この例は極端な話ですが、要するに互いに協力することで弱みを消しあい大きな連携を作り出すことがサッカーでは重要になると思うのです。少し大雑把すぎる感はありますが、バルサとバイエルンの違いはここにあるのではないでしょうか。例えば、バルサフロントと現場の考えが一致していない(協力できない)が故にフロントが大金をはたいていなぜ獲得しようとしたのか不明な選手を獲得して監督は上手くチームに組み込めず苦労する、そのためにバルサの負の要素をなくすことができる選手の獲得、正の要素よりも負の要素の部分が目立ってきてしまっている選手の放出がうまくいっていないなど…
このような数年間に渡る積み重ねが出たのがバイエルン戦。もうこんな試合は見たくありません。
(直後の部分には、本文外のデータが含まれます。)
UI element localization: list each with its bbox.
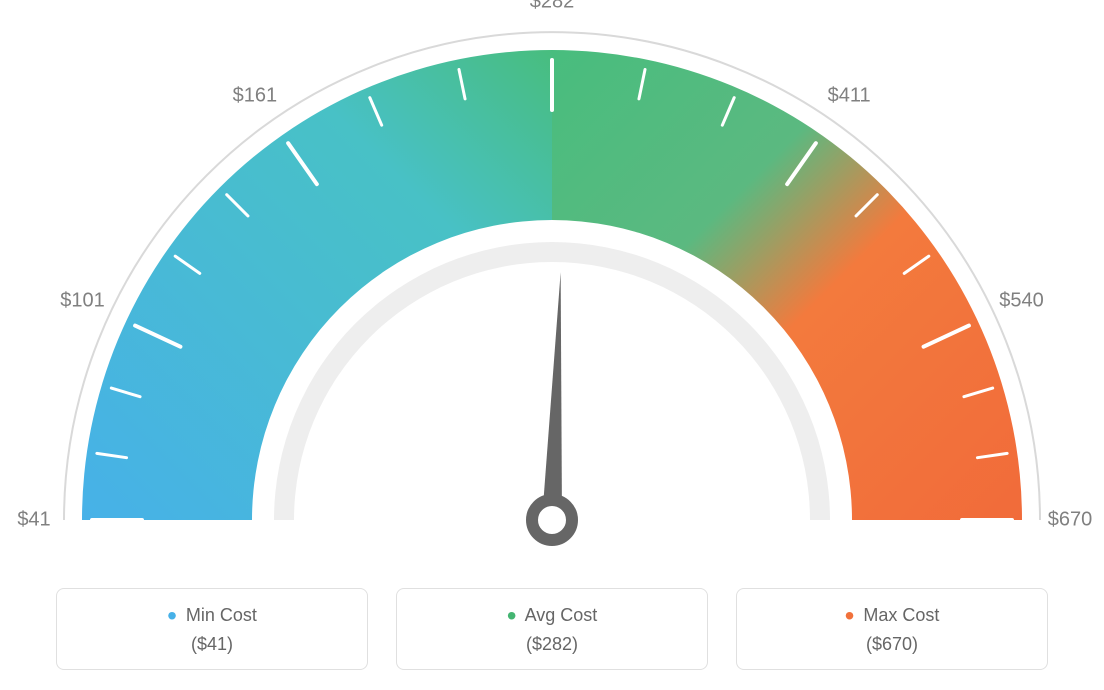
legend-box-avg: • Avg Cost ($282) — [396, 588, 708, 670]
legend-box-min: • Min Cost ($41) — [56, 588, 368, 670]
legend-label-avg: • Avg Cost — [397, 605, 707, 626]
legend-value-min: ($41) — [57, 634, 367, 655]
gauge-tick-label: $670 — [1048, 509, 1093, 532]
gauge-tick-label: $540 — [999, 290, 1044, 313]
legend-label-text: Min Cost — [186, 605, 257, 625]
cost-gauge-container: { "gauge": { "type": "gauge", "center_x"… — [0, 0, 1104, 690]
legend-dot-max: • — [845, 600, 855, 631]
legend-row: • Min Cost ($41) • Avg Cost ($282) • Max… — [0, 588, 1104, 670]
gauge-tick-label: $41 — [17, 509, 50, 532]
legend-dot-avg: • — [507, 600, 517, 631]
gauge-area: $41 $101 $161 $282 $411 $540 $670 — [0, 0, 1104, 570]
gauge-tick-label: $161 — [233, 84, 278, 107]
legend-value-avg: ($282) — [397, 634, 707, 655]
gauge-svg — [0, 0, 1104, 570]
legend-value-max: ($670) — [737, 634, 1047, 655]
legend-dot-min: • — [167, 600, 177, 631]
gauge-tick-label: $282 — [530, 0, 575, 14]
legend-label-text: Avg Cost — [525, 605, 598, 625]
legend-label-min: • Min Cost — [57, 605, 367, 626]
gauge-tick-label: $411 — [828, 84, 871, 107]
legend-label-text: Max Cost — [863, 605, 939, 625]
gauge-tick-label: $101 — [60, 290, 105, 313]
legend-box-max: • Max Cost ($670) — [736, 588, 1048, 670]
legend-label-max: • Max Cost — [737, 605, 1047, 626]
しかし、この敗戦を過度に重い悩み続けることはないと思うのです。当然バイエルン戦の敗因を見極める必要はありますよ。ただこの敗戦を気にしすぎてコンディションを落としてしまうなんてことは起こってほしくないですからね。特にテアは心配です。彼はこの敗戦以降調子を落としていくなんとなったらそれこそ、この敗戦以上の悲しみがこみ上げてくるでしょう。
確かにこの敗戦は永遠に残り続けますし、これからのバルサにすごく大きな不安を抱いてしまいます。ただ、数年後を良くするためには今から悪かったところを改善するしかないとも思うのです。そのために行うべき最善のアプローチをフロントが行えることを願っています。